Помимо жителей, на площади стояли гвардейцы. Все они, несмотря на жару, были облачены в серебристые, сверкающие на солнце доспехи. Четыре человека окружили группу юношей неплотным кольцом, но с явным намеком. Впрочем, оружия никто не касался: просто стояли, хмуро поглядывая на людей и сдувая пот с верхней губы. Еще двое заканчивали обход домов, большая часть жителей уже толпилась на площади. В самом центре стоял самый рослый, похожий на медведя пожилой гвардеец с пышными черными усами и щетиной. Темные глаза, не мигая, внимательно смотрели на толпу, доспехи искрились даже ярче, чем у других военных. Рядом терся молодой человек со светлыми волосами и гладким лицом – полная его противоположность, достаточно щуплый даже в доспехах. Этот, наоборот, часто моргал, крутил головой из стороны в сторону, всем своим видом демонстрируя надменное презрение. Понять, о чем он думает, было несложно: «Я, столичный гвардеец, вынужден стоять на жаре вместе с кучкой крестьян». Адъютант? Да, судя по приближенности к медведю, который, без сомнений, был главным.

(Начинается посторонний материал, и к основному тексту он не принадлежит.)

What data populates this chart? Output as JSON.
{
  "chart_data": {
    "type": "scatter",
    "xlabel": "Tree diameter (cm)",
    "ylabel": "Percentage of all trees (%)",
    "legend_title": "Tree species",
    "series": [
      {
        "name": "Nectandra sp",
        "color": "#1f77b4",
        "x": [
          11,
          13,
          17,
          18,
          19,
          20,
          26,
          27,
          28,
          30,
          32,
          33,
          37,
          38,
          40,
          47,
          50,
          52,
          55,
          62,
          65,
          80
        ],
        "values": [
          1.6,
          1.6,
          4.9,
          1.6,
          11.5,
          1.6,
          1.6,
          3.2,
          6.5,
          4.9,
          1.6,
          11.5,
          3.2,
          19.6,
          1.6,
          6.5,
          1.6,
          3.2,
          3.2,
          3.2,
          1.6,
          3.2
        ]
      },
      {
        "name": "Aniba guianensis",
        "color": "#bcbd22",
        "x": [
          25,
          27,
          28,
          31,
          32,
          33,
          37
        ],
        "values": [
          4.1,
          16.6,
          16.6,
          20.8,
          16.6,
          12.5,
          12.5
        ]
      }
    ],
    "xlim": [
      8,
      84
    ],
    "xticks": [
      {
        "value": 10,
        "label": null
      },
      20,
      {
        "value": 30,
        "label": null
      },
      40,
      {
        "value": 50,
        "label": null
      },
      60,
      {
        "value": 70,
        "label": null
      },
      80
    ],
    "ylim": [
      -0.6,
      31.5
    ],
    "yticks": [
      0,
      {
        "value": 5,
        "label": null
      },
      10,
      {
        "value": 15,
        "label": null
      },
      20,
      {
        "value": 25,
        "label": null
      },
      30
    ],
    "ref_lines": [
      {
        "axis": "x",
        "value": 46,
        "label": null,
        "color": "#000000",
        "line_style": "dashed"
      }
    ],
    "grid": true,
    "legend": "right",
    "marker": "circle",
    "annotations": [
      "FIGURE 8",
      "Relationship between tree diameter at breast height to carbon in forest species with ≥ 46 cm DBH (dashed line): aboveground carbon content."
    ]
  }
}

Оба ходящих по домам гвардейца вернулись на площадь, один из них кивнул. Медведь нахмурился, в недвусмысленном жесте поднял ладонь над головой. Первые ряды зашикали, шепоток распространился вглубь толпы, какая-то девушка еще пару раз всхлипнула, а потом воцарилась тишина. Мужчина набрал воздуха в грудь и заговорил:
– Я повторно приветствую доблестных жителей… эээ…, – адъютант скривился и что-то шепнул одними губами, – Шепчущих дубов и благодарю вас за содействие. Как вы знаете, произошло событие редкое, но, к сожалению, неизбежное в Симфарее. Землетрясение, извещающее о том, что где-то поблизости пробудился белоголовый. Думаю, каждый из вас с детства знает, что последствия этого события крайне опасны, но, к счастью, предотвратимы.
Для человека войны речь его была на удивление ровно сложена, а низкий тембр голоса вселял в окружающих уверенность. Да, опасно. Да, предотвратим. Переживать нужды нет. Медведь окинул взглядом людей – все ли понятно? – и продолжил:
– Повторю, меня зовут генерал Бернал. Это, – он скосил глаза на адъютанта, – капитан Роше. Наше отделение, в силу некоторых обстоятельств, оказалось возле вашей деревни незадолго до инцидента. К сожалению, в наши цели не входило выявление и транспортировка белоголовых, поэтому у нас в отряде нет ни одного представителя церкви. Это создает некоторую заминку в определении источника тряски, что ставит под удар всех жителей деревни.
Эдвин задохнулся. Генерал! Практически высший гвардейский чин, выше только руководящий состав. Что он делает в глуши?!
– Согласно установленной процедуре, мы обязаны сопроводить всех подходящих по возрасту юношей в распределительный пункт для выявления источника. Ближайший пункт – к северу отсюда, примыкает в городу Лордан. Из-за нагруженности узла это может занять какое-то время, но переживать не нужно. После вынесения отрицательного вердикта все юноши к вам вернутся.
Что будет с тем, по ком прозвенит положительный вердикт, Бернал промолчал. Все и так это понимали. Одна из женщин в толпе не выдержала, снова начала всхлипывать вслух. Адъютант покраснел от злости и с натугой проорал:
– Тишина! Заткните ее, генерал говорит!
Бернал покосился на адъютанта, поморщился.